An algorithm to print the last k nodes of the single linked list in reverse order in javascript.

Example

Input:
1 -> 2 -> 3 -> 4 -> 5 -> 6 -> 7
k = 5;

Output
7
6
5
4
3

We are going to see two different approaches to solve this problem.

Method 1: Recursive approach

Implementation

• We are going to use a recursive function with extra global variable count to keep track of elements that we need to print.
• We will call the same function recursively with the increased count and print the element if the count is less than k.
• As recursive function works like a stack, The bottom function will called first, elements will be printed in reverse order.
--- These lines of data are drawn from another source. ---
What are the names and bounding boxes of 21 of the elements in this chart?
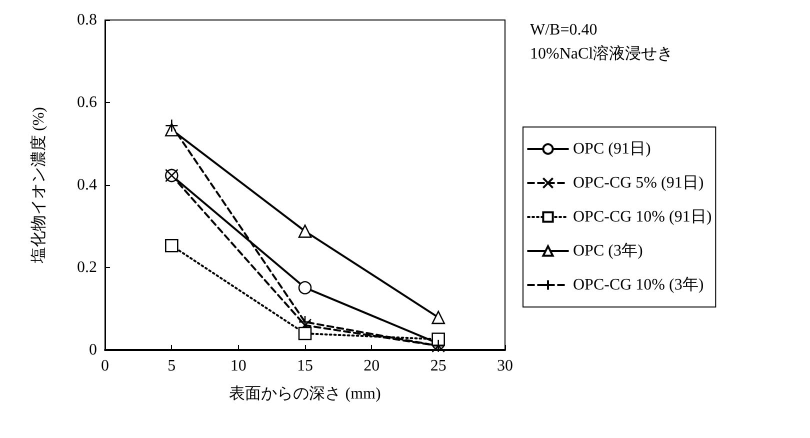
x-tick-label: 30 <box>497 358 513 374</box>
text: 10%NaCl溶液浸せき <box>530 44 674 62</box>
y-tick-label: 0 <box>89 342 97 358</box>
legend-label: OPC-CG 10% (3年) <box>573 276 704 294</box>
y-axis-title: 塩化物イオン濃度 (%) <box>30 107 48 264</box>
x-tick-label: 5 <box>168 358 176 374</box>
x-tick-label: 0 <box>101 358 109 374</box>
x-tick-label: 25 <box>430 358 446 374</box>
legend-label: OPC (91日) <box>573 140 651 158</box>
y-tick-label: 0.4 <box>77 176 97 194</box>
x-tick-label: 10 <box>230 358 246 374</box>
legend-label: OPC-CG 5% (91日) <box>573 174 704 192</box>
legend-label: OPC (3年) <box>573 242 643 260</box>
x-tick-label: 20 <box>364 358 380 374</box>
legend-label: OPC-CG 10% (91日) <box>573 208 712 226</box>
y-tick-label: 0.8 <box>77 12 97 28</box>
text: W/B=0.40 <box>530 22 598 38</box>
x-tick-label: 15 <box>297 358 313 374</box>
x-axis-title: 表面からの深さ (mm) <box>229 384 381 402</box>
y-tick-label: 0.2 <box>77 259 97 276</box>
y-tick-label: 0.6 <box>77 94 97 111</box>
//Temp variable to keep the track of the count
let count = 0;

let printInReverse = (head, k) => {
  //If head is null then return
  if(head === null){
    return;
  }
   
  //Recursively call the function
  printInReverse(head.next, k);
  
  //Increase the count
  count++;
  
  //Print the elements
  if(count <= k){
    console.log(head.element);
  }
}

Input:
let ll = new LinkedList();
ll.append(1);
ll.append(2);
ll.append(3);
ll.append(4);
ll.append(5);
ll.append(6);

let head = ll.getHead();
printInReverse(head, 4);

Output:
6
5
4
3

Time complexity: O(n).
Space complexity: O(n) (Call stack).

---

Method 2: Using Stack to print the last k nodes of linked list in reverse order.

Implementation

• We will copy all the elements from the linked list to the stack.
• Then print k elements from the stack.
• As stack stores data in LIFO order. Elements will be printed in reverse order.

let printInReverseUsingStack = (head, k) => {
  let stack = new Stack();
  
  //Add all the elements of the list to the stack
  while(head){
    stack.push(head.element);
    head = head.next;
  }
  
  //Print the list in reverse order
  while(k-- > 0){
    //Prevent from undefined elements
    //Break if stack is empty
    if(stack.isEmpty()){
      break;
    }
    
    //Print the items
    console.log(stack.pop());
  }
  
}

Input:
let ll = new LinkedList();
ll.append(1);
ll.append(2);
ll.append(3);
ll.append(4);
ll.append(5);
ll.append(6);

let head = ll.getHead();
printInReverse(head, 4);

Output:
6
5
4
3

Time complexity: O(n).
Space complexity: O(n) (Call stack).